После столь трогательного и возвышенного обращения к Элоизе Петр Достопочтенный переходит к воспоминаниям об Абеляре: «Если Божественное провидение, распоряжающееся всем на свете, отказало нам в тех преимуществах вашего личного присутствия, то оно по крайней мере даровало нам счастье присутствия того человека, того мужчины, что вам принадлежит, великого человека, коего не следует бояться с почтением именовать служителем и истинным философом Христа, оно даровало нам счастье присутствия магистра Абеляра».

«Человека… мужчины, что вам принадлежит…» Когда мы читаем эту фразу и отмечаем чрезвычайно сильное и яркое выражение, нам почему-то трудно себе представить, что оно вышло из-под пера аббата, написавшего письмо аббатисе, и мы не можем не задуматься над тем, какими словесными ухищрениями сопровождалось бы сегодня описание сходной ситуации в сходных обстоятельствах.
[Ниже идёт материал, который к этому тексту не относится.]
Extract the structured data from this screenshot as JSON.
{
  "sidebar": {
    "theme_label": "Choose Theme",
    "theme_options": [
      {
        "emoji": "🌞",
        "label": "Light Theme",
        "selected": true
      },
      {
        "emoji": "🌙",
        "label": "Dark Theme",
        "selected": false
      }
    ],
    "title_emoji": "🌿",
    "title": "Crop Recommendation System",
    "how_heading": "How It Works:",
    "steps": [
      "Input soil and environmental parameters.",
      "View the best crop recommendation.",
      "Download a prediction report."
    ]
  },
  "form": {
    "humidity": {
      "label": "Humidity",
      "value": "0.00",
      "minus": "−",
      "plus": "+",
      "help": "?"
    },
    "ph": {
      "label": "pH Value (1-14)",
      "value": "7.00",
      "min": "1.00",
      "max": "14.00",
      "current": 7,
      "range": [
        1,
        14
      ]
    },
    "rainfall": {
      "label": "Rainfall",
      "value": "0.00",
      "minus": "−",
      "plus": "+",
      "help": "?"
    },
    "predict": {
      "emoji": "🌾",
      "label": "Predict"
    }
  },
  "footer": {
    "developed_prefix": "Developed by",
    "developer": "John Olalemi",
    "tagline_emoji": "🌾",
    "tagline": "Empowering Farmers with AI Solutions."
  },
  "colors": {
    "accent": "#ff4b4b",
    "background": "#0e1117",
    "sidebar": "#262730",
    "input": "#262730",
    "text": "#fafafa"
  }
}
Но церковная елейность, то есть слащавость и вкрадчивость — это «изобретение» XVII века, а здесь мы имеем дело с мощной, смелой и яркой простотой, которая присуща той же эпохе, что и словесные крайности Бернара из Клерво. Кстати, за этим выражением читалась конкретная реальность, ибо Элоиза обратилась к аббату Клюни с просьбой выдать ей тело Абеляра, дабы в соответствии с волей покойного захоронить его в Параклете. Петр Достопочтенный более чем кто-либо другой был способен понять, какие чувства скрывались за этой просьбой, о чем свидетельствуют завершающие строки его письма к Элоизе: «Того, с кем были вы соединены узами телесными, а позднее и узами более прочными, узами Божественной любви, того, вместе с кем и под чьим влиянием вы посвятили себя служению Господу, того, говорю я вам, Господь сегодня согревает на Своей груди… И в день пришествия Господа нашего, при звуках гласа Архангела, при звуках трубы, извещающих о прибытии Верховного и Всевластного Судии, спускающегося с небес, Он возвратит вам его в Своей милости и благодати, ибо Он хранит его для вас».